Moscow calls on Turkey for immediate action after rebel named Alparslan Celik said pilot's death was revenge for bombing in Syria
Moscow has called on Ankara to arrest a Turkmen rebel it claims killed the pilot of the Russian jet downed by Turkey last month on the Syrian border.
The demand on Wednesday came after a man named Alparslan Celik said the death was "revenge" for Russian bombing of Turkmen rebels in northern Syria.
"We demand that the Turkish authorities take immediate steps to apprehend Alparslan Celik and his accomplices and bring them to justice for the murder of the Russian pilot," foreign ministry spokeswoman Maria Zakharova said in a statement on Wednesday.

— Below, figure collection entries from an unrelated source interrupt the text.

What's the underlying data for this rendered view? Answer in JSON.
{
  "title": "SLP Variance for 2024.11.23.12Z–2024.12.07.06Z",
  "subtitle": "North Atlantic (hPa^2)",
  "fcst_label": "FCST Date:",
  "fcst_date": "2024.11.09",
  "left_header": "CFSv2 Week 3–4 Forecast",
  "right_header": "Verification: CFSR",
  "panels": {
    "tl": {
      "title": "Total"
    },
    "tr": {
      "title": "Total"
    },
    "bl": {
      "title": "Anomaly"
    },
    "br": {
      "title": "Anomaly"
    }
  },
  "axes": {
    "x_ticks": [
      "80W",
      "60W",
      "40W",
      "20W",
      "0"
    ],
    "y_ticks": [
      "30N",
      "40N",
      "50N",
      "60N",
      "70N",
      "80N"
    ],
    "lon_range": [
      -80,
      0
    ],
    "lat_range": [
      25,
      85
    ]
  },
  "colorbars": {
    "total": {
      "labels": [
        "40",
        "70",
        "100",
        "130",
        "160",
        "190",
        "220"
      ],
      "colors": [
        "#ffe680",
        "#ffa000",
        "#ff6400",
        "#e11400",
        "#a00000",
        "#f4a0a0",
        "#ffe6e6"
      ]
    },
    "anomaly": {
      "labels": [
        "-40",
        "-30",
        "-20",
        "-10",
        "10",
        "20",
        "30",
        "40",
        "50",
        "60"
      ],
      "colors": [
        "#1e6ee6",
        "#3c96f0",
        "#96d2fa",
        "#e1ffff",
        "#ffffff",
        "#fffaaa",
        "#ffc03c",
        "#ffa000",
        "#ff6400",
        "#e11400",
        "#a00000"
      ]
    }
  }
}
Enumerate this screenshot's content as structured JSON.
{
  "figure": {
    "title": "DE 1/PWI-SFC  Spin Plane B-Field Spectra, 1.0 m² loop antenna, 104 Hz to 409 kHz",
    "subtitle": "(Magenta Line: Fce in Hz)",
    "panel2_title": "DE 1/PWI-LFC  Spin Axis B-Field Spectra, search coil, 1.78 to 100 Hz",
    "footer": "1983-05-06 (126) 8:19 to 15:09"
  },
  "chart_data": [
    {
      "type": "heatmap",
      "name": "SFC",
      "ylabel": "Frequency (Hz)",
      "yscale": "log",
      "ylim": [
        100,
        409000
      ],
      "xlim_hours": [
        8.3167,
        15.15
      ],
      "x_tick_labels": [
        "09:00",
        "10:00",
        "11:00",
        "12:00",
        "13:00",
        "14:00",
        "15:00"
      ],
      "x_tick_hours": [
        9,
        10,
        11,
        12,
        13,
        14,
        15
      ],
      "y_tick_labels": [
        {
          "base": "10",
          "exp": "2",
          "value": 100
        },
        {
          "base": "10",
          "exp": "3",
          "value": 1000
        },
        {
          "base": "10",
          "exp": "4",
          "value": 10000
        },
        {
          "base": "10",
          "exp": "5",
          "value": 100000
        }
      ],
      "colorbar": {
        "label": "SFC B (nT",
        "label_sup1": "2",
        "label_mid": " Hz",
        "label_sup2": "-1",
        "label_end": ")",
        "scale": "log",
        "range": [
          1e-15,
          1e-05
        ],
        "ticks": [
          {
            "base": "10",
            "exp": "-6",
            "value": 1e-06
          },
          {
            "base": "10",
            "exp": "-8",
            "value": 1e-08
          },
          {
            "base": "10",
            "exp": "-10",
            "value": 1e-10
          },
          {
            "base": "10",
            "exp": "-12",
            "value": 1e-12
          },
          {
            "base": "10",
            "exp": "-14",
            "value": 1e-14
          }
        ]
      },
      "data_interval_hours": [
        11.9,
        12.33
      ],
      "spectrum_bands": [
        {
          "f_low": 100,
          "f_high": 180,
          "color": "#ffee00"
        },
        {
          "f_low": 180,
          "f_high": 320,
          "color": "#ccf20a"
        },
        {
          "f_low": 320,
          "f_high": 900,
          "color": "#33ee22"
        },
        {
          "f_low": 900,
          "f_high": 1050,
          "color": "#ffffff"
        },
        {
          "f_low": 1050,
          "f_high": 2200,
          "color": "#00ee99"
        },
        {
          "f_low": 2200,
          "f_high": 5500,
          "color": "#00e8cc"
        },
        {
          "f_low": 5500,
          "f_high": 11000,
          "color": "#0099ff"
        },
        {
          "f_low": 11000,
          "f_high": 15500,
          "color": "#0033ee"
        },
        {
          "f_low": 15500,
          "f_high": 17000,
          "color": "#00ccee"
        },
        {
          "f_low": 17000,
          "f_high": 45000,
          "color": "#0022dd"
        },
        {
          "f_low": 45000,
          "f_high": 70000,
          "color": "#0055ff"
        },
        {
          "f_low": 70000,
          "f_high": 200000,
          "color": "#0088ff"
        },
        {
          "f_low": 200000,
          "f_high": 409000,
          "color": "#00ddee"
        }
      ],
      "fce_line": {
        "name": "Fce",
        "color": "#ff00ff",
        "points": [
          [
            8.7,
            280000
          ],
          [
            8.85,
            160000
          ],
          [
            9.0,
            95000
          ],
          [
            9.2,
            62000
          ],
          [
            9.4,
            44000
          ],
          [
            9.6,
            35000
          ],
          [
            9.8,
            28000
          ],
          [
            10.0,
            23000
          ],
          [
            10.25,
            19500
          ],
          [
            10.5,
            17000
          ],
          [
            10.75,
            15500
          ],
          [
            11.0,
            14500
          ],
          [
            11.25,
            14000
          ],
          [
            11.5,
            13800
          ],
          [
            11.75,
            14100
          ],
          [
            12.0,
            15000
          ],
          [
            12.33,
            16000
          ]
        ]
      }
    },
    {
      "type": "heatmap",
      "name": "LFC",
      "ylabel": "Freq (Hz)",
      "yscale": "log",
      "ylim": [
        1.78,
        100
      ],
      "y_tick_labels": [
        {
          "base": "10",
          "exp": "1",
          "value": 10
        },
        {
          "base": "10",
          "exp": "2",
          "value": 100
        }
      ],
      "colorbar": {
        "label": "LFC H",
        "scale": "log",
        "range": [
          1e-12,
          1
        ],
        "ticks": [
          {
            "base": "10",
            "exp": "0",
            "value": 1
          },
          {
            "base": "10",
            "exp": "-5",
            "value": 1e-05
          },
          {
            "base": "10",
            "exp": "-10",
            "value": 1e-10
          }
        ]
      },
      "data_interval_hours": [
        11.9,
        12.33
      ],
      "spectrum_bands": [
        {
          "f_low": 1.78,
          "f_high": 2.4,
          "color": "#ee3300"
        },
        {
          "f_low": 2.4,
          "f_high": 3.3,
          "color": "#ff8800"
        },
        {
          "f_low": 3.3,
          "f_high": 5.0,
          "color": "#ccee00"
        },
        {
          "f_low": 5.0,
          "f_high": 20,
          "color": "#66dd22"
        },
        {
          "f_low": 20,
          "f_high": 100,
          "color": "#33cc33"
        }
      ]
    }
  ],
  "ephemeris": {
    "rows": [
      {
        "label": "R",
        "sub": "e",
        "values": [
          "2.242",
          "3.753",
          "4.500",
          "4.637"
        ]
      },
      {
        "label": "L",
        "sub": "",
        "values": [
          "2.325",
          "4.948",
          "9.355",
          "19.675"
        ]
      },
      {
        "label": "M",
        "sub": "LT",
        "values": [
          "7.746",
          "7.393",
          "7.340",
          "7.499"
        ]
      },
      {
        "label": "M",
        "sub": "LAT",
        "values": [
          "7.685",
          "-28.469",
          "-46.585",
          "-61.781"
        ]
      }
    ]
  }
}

In an interview published Sunday in the Turkish newspaper Hurriyet, Celik - a Turkmen rebel and citizen of Turkey - said that his "conscience cannot be bothered by a person who threw bombs at Turkmen civilians every day".
"Revenge is the most natural right," Celik said.
Moscow and Ankara have been locked in a bitter row over the downing of the Su-24 jet on 24 November, with the Kremlin imposing a raft of economic sanctions against Turkey.
Both pilots of the downed Su-24 jet ejected and parachuted to the ground on the Syrian side of the border, but one was killed by gunfire from the ground.
Zakharova said that the publication of Celik's comments had angered and surprised Moscow, and accused the Hurriyet outlet of being a "platform where terrorists and murderers brag about their crimes and spread hate of Russia and the Russian people through nationalist ideology".
She added that Celik's comments constituted an admission of his "direct involvement in the murder of the Russian pilot".
Turkish authorities have accused Russia of "ethnic cleansing" in Syria, targeting the Turkmen and Sunni population that oppose the government of Syrian President Bashar al-Assad, Moscow's long-time ally.
Turkey says the Russian jet strayed into its airspace and ignored repeated warnings, while Moscow insisted it did not cross over from Syria and accused Ankara of a planned provocation.